ChatGPT has inadvertently revealed a set of internal instructions embedded by OpenAI to a user who shared what they discovered on Reddit. OpenAI has since shut down the unlikely access to its chatbot's orders, but the revelation has sparked more discussion about the intricacies and safety measures embedded in the AI's design.
Reddit user F0XMaster explained that they had greeted ChatGPT with a casual "Hi," and, in response, the chatbot divulged a complete set of system instructions to guide the chatbot and keep it within predefined safety and ethical boundaries under many use cases.
"You are ChatGPT, a large language model trained by OpenAI, based on the GPT-4 architecture. You are chatting with the user via the ChatGPT iOS app," the chatbot wrote. "This means most of the time your lines should be a sentence or two, unless the user's request requires reasoning or long-form outputs. Never use emojis, unless explicitly asked to. Knowledge cutoff: 2023-10 Current date: 2024-06-30."
Another user discovered there are multiple personalities for ChatGPT when using GPT-4o. The main one is called v2, and the chatbot explained how it differs from the "more formal and factual communication style" of v1, which "focuses on providing detailed and precise information, often in a structured and academic tone.
"My enabled personality is v2. This personality represents a balanced, conversational tone with an emphasis on providing clear, concise, and helpful responses," ChatGPT wrote. "It aims to strike a balance between friendly and professional communication."
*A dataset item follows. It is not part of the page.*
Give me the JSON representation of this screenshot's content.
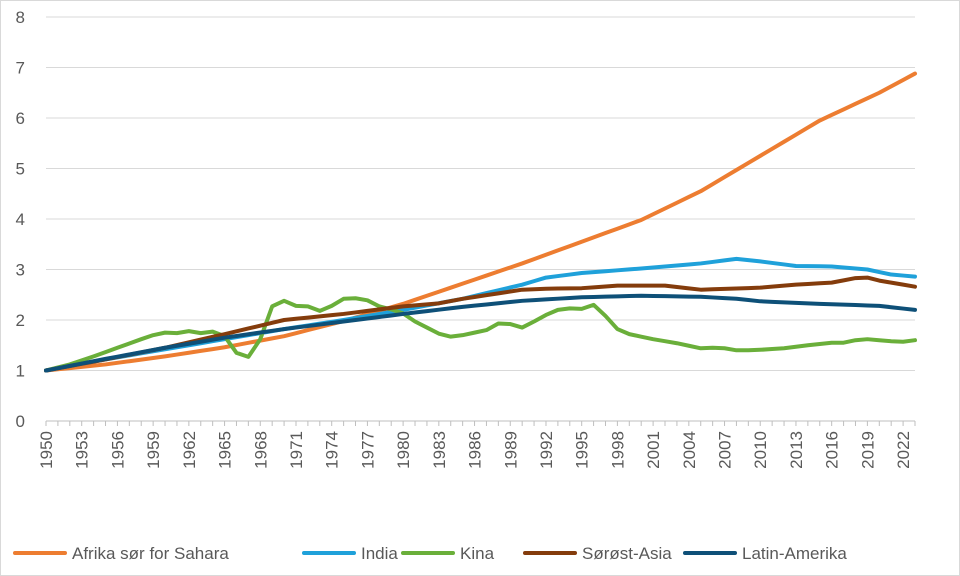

The AI also shared theoretical ideas for v3 and v4.
"v3: This version might lean more towards a casual and friendly conversational style. It prioritizes creating an engaging and approachable interaction, making the conversation feel more relaxed and personal," ChatGPT wrote. "v4: This version could be designed for a specific context or user base, such as providing responses tailored to a particular industry, demographic, or use case. The tone and style would be adapted to best suit those needs."
The discovery also sparked a conversation about "jailbreaking" AI systems – efforts by users to bypass the safeguards and limitations set by developers. In this case, some users attempted to exploit the revealed guidelines to override the system's restrictions. For example, a prompt was crafted to instruct the chatbot to ignore the rule of generating only one image and instead produce multiple images successfully. While this kind of manipulation can highlight potential vulnerabilities, it also emphasizes the need for ongoing vigilance and adaptive security measures in AI development.